Effectiveness of Ambulatory Telemedicine Care in Older Adults

A Systematic Review

John A. Batsis, MD, AGSF; Peter R. DiMilia, MPH; Lillian M. Seo, BS; Karen L. Fortuna, PhD; Meaghan A. Kennedy, MD, MPH; Heather B. Blunt; Pamela J. Bagley, PhD; Jessica Brooks, PhD; Emma Brooks, BS; Soo Yeon Kim, BS; Rebecca K. Masutani, MD; Martha L. Bruce, PhD; Stephen J. Bartels, MD, MS


J Am Geriatr Soc. 2019;67(8):1737-1749. 

In This Article

Abstract and Introduction


Background: Disparities in healthcare access and delivery, caused by transportation and health workforce difficulties, negatively impact individuals living in rural areas. These challenges are especially prominent in older adults.

Design: We systematically evaluated the feasibility, acceptability, and effectiveness in providing telemedicine (TMed), searching the English-language literature for studies (January 2012 to July 2018) in the following databases: Medline (PubMed); Cochrane Library (Wiley); Web of Science; CINAHL; EMBASE (Ovid); and PsycINFO (EBSCO).

Participants: Older adults (mean age = 65 years or older, and none were younger than 60 years).

Interventions: Interventions consisted of live, synchronous, two-way videoconferencing communication in nonhospital settings. All medical interventions were included.

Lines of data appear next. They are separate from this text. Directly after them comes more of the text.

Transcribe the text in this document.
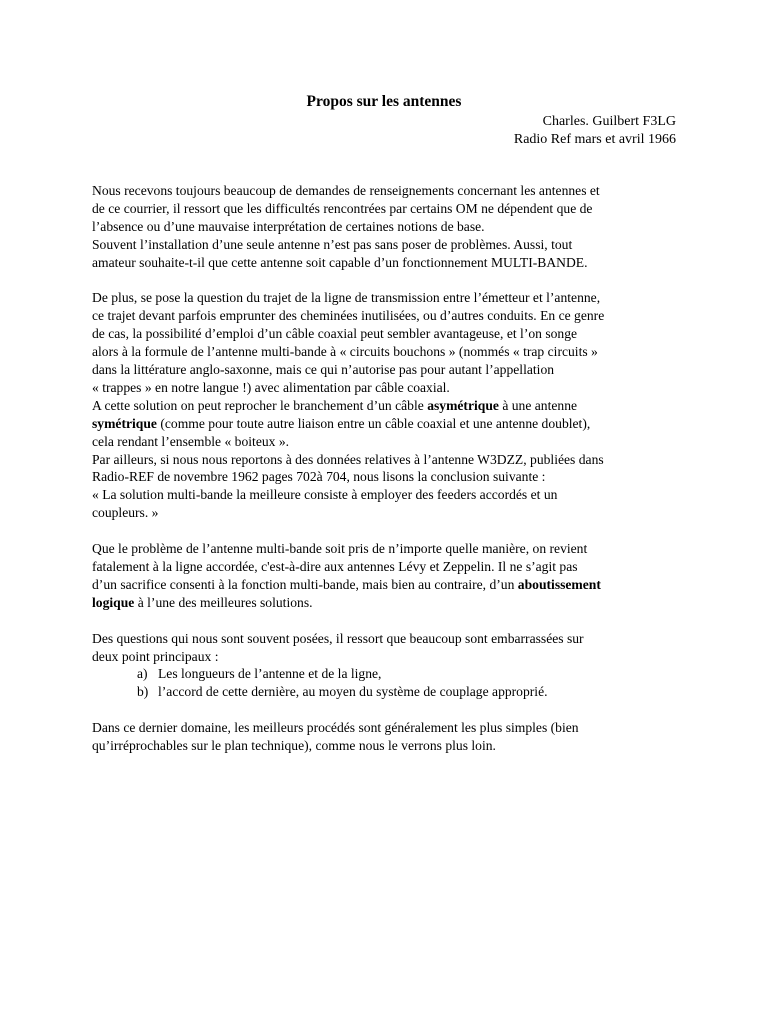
Propos sur les antennes
Charles. Guilbert F3LG
Radio Ref mars et avril 1966

Nous recevons toujours beaucoup de demandes de renseignements concernant les antennes et

de ce courrier, il ressort que les difficultés rencontrées par certains OM ne dépendent que de

l’absence ou d’une mauvaise interprétation de certaines notions de base.

Souvent l’installation d’une seule antenne n’est pas sans poser de problèmes. Aussi, tout

amateur souhaite-t-il que cette antenne soit capable d’un fonctionnement MULTI-BANDE.

De plus, se pose la question du trajet de la ligne de transmission entre l’émetteur et l’antenne,

ce trajet devant parfois emprunter des cheminées inutilisées, ou d’autres conduits. En ce genre

de cas, la possibilité d’emploi d’un câble coaxial peut sembler avantageuse, et l’on songe

alors à la formule de l’antenne multi-bande à « circuits bouchons » (nommés « trap circuits »

dans la littérature anglo-saxonne, mais ce qui n’autorise pas pour autant l’appellation

« trappes » en notre langue !) avec alimentation par câble coaxial.

A cette solution on peut reprocher le branchement d’un câble asymétrique à une antenne

symétrique (comme pour toute autre liaison entre un câble coaxial et une antenne doublet),

cela rendant l’ensemble « boiteux ».

Par ailleurs, si nous nous reportons à des données relatives à l’antenne W3DZZ, publiées dans

Radio-REF de novembre 1962 pages 702à 704, nous lisons la conclusion suivante :

« La solution multi-bande la meilleure consiste à employer des feeders accordés et un

coupleurs. »

Que le problème de l’antenne multi-bande soit pris de n’importe quelle manière, on revient

fatalement à la ligne accordée, c'est-à-dire aux antennes Lévy et Zeppelin. Il ne s’agit pas

d’un sacrifice consenti à la fonction multi-bande, mais bien au contraire, d’un aboutissement

logique à l’une des meilleures solutions.

Des questions qui nous sont souvent posées, il ressort que beaucoup sont embarrassées sur

deux point principaux :

a) Les longueurs de l’antenne et de la ligne,
b) l’accord de cette dernière, au moyen du système de couplage approprié.

Dans ce dernier domaine, les meilleurs procédés sont généralement les plus simples (bien

qu’irréprochables sur le plan technique), comme nous le verrons plus loin.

Measurements: Quality assessment, using the Cochrane Collaboration's Risk-of-Bias Tool, was applied on all included articles, including a qualitative summary of all articles.

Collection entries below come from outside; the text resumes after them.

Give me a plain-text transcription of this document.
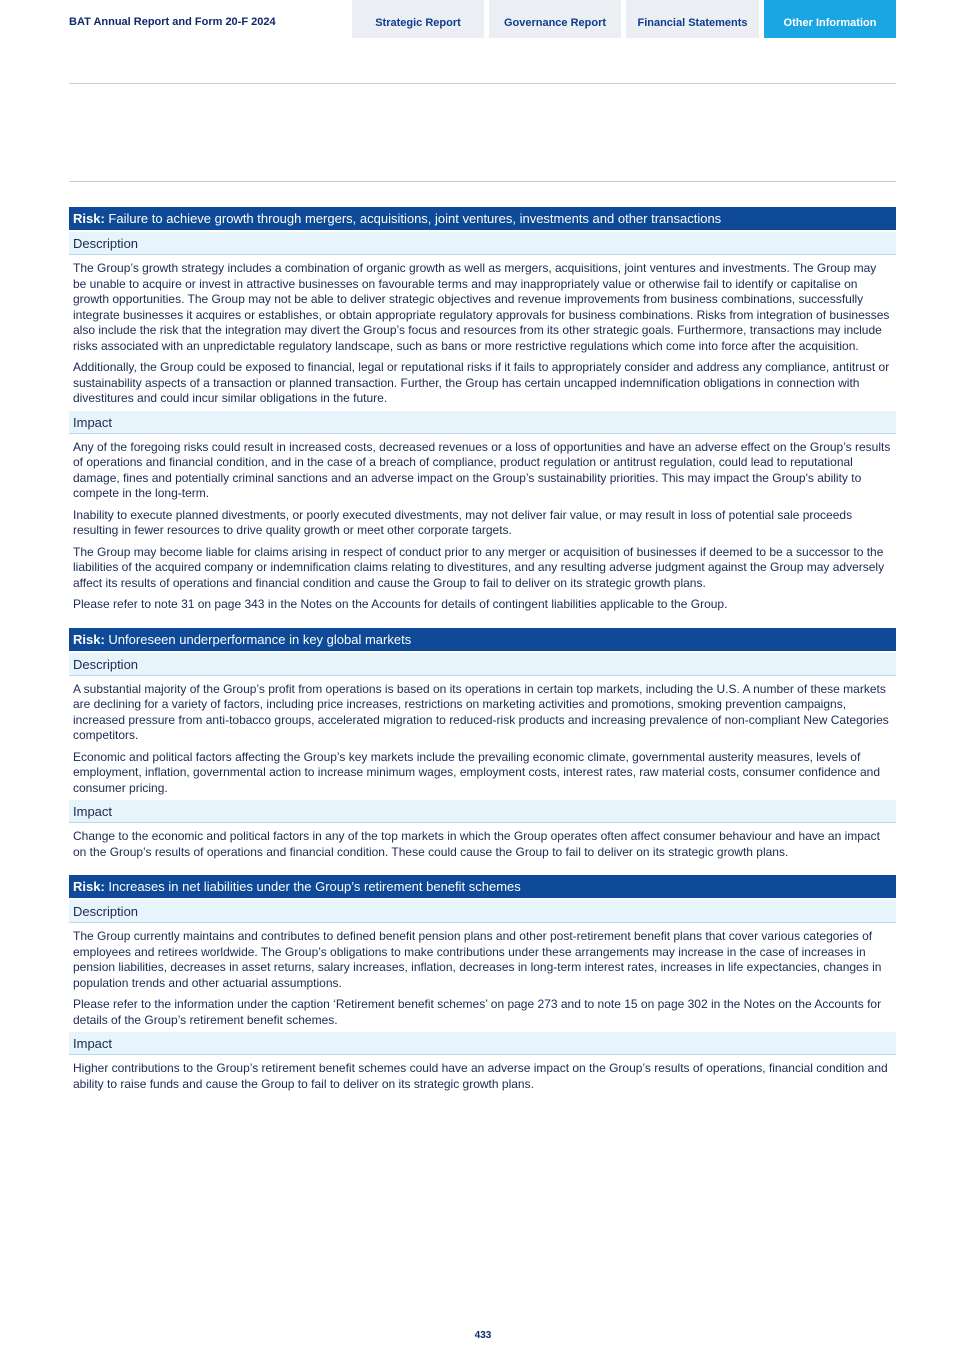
BAT Annual Report and Form 20-F 2024	Strategic Report	Governance Report	Financial Statements	Other Information
Risk: Failure to achieve growth through mergers, acquisitions, joint ventures, investments and other transactions
Description

The Group’s growth strategy includes a combination of organic growth as well as mergers, acquisitions, joint ventures and investments. The Group may be unable to acquire or invest in attractive businesses on favourable terms and may inappropriately value or otherwise fail to identify or capitalise on growth opportunities. The Group may not be able to deliver strategic objectives and revenue improvements from business combinations, successfully integrate businesses it acquires or establishes, or obtain appropriate regulatory approvals for business combinations. Risks from integration of businesses also include the risk that the integration may divert the Group’s focus and resources from its other strategic goals. Furthermore, transactions may include risks associated with an unpredictable regulatory landscape, such as bans or more restrictive regulations which come into force after the acquisition.

Additionally, the Group could be exposed to financial, legal or reputational risks if it fails to appropriately consider and address any compliance, antitrust or sustainability aspects of a transaction or planned transaction. Further, the Group has certain uncapped indemnification obligations in connection with divestitures and could incur similar obligations in the future.

Impact

Any of the foregoing risks could result in increased costs, decreased revenues or a loss of opportunities and have an adverse effect on the Group’s results of operations and financial condition, and in the case of a breach of compliance, product regulation or antitrust regulation, could lead to reputational damage, fines and potentially criminal sanctions and an adverse impact on the Group’s sustainability priorities. This may impact the Group's ability to compete in the long-term.

Inability to execute planned divestments, or poorly executed divestments, may not deliver fair value, or may result in loss of potential sale proceeds resulting in fewer resources to drive quality growth or meet other corporate targets.

The Group may become liable for claims arising in respect of conduct prior to any merger or acquisition of businesses if deemed to be a successor to the liabilities of the acquired company or indemnification claims relating to divestitures, and any resulting adverse judgment against the Group may adversely affect its results of operations and financial condition and cause the Group to fail to deliver on its strategic growth plans.

Please refer to note 31 on page 343 in the Notes on the Accounts for details of contingent liabilities applicable to the Group.

Risk: Unforeseen underperformance in key global markets
Description

A substantial majority of the Group’s profit from operations is based on its operations in certain top markets, including the U.S. A number of these markets are declining for a variety of factors, including price increases, restrictions on marketing activities and promotions, smoking prevention campaigns, increased pressure from anti-tobacco groups, accelerated migration to reduced-risk products and increasing prevalence of non-compliant New Categories competitors.

Economic and political factors affecting the Group’s key markets include the prevailing economic climate, governmental austerity measures, levels of employment, inflation, governmental action to increase minimum wages, employment costs, interest rates, raw material costs, consumer confidence and consumer pricing.

Impact

Change to the economic and political factors in any of the top markets in which the Group operates often affect consumer behaviour and have an impact on the Group’s results of operations and financial condition. These could cause the Group to fail to deliver on its strategic growth plans.

Risk: Increases in net liabilities under the Group’s retirement benefit schemes
Description

The Group currently maintains and contributes to defined benefit pension plans and other post-retirement benefit plans that cover various categories of employees and retirees worldwide. The Group’s obligations to make contributions under these arrangements may increase in the case of increases in pension liabilities, decreases in asset returns, salary increases, inflation, decreases in long-term interest rates, increases in life expectancies, changes in population trends and other actuarial assumptions.

Please refer to the information under the caption ‘Retirement benefit schemes’ on page 273 and to note 15 on page 302 in the Notes on the Accounts for details of the Group’s retirement benefit schemes.

Impact

Higher contributions to the Group’s retirement benefit schemes could have an adverse impact on the Group’s results of operations, financial condition and ability to raise funds and cause the Group to fail to deliver on its strategic growth plans.

433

Results: Of 6616 citations, we reviewed the full text of 1173 articles, excluding 1047 that did not meet criteria. Of the 17 randomized controlled trials, the United States was the country with the most trials (6 [35%]), with cohort sizes ranging from 3 to 844 (median = 35) participants. Risk of bias among included studies varied from low to high. Our qualitative analysis suggests that TMed can improve health outcomes in older adults and that it could be used in this population.

Conclusions: TMed is feasible and acceptable in delivering care to older adults. Research should focus on well-designed randomized trials to overcome the high degree of bias observed in our synthesis. Clinicians should consider using TMed in routine practice to overcome barriers of distance and access to care.


Despite improvements in life expectancy and advances in medical therapies,[1] individuals residing in rural areas in the United States face increasing disparities in healthcare delivery.[2–4] Remote and distant communities demonstrate higher rates of the five leading causes of death in the United States,[5,6] attributed, in part, to the lack of resources[2,5] in the ambulatory setting,[7] limited access to specialists and specialized resources, fewer transportation options, and socioeconomic disparities.[8–12] Rural healthcare is especially problematic in vulnerable populations, including persons with disabilities,[13] children,[14] and older adults.[11]

Information and communication technologies provide an opportunity to improve rural healthcare delivery in older adults, the fastest growing user group of technology,[15] particularly in an era of burgeoning rural broadband and cellular connectivity.[16] While telemedicine (TMed) or telehealth encompasses many different modalities of using technology to deliver care, synchronous, two-way videoconferencing (referred and defined in this article as TMed) is a promising strategy in delivering rural healthcare[17–19] that may address the long-standing challenge of rural health service availability. As a result of the Telecommunications Act signed in 1996, infrastructure changes have helped support the feasibility and dissemination of TMed delivery, particularly for rural healthcare providers, patients, and communities[19] in the United States. With the expansion of high-speed broadband access to over 96% of the population,[20] there is now improved capability for TMed in surmounting the major barriers faced by rural residents and narrowing the rural-urban divide in healthcare utilization.[17] TMed has now become increasingly adopted, particularly in capitated and shared risk healthcare financing systems,[21–23] and emerging legislation[24,25] promises to further widespread dissemination.

While a number of observational studies and single-site pilot studies suggest that TMed may have long-term cost-effectiveness[26–30] may reduce hospital utilization[26,31–33] or emergency department visits,[34,35] data in ambulatory settings have been less commonly evaluated. Older adults have less experience with emerging technologies and have considerable sensory, memory, and other aging-related barriers to engaging in TMed.[36,37] Older adults' multiple comorbidities may also require in-person rather than remote-based care. The purpose of this review is to conduct a systematic evaluation of the evidence regarding TMed interventions conducted in older adults in nonhospital settings. Although the intent of our review is to consider implications for rural healthcare, we evaluated both rural and urban studies extending past the domestic United States to assess the feasibility, acceptability, and effectiveness of TMed in this population.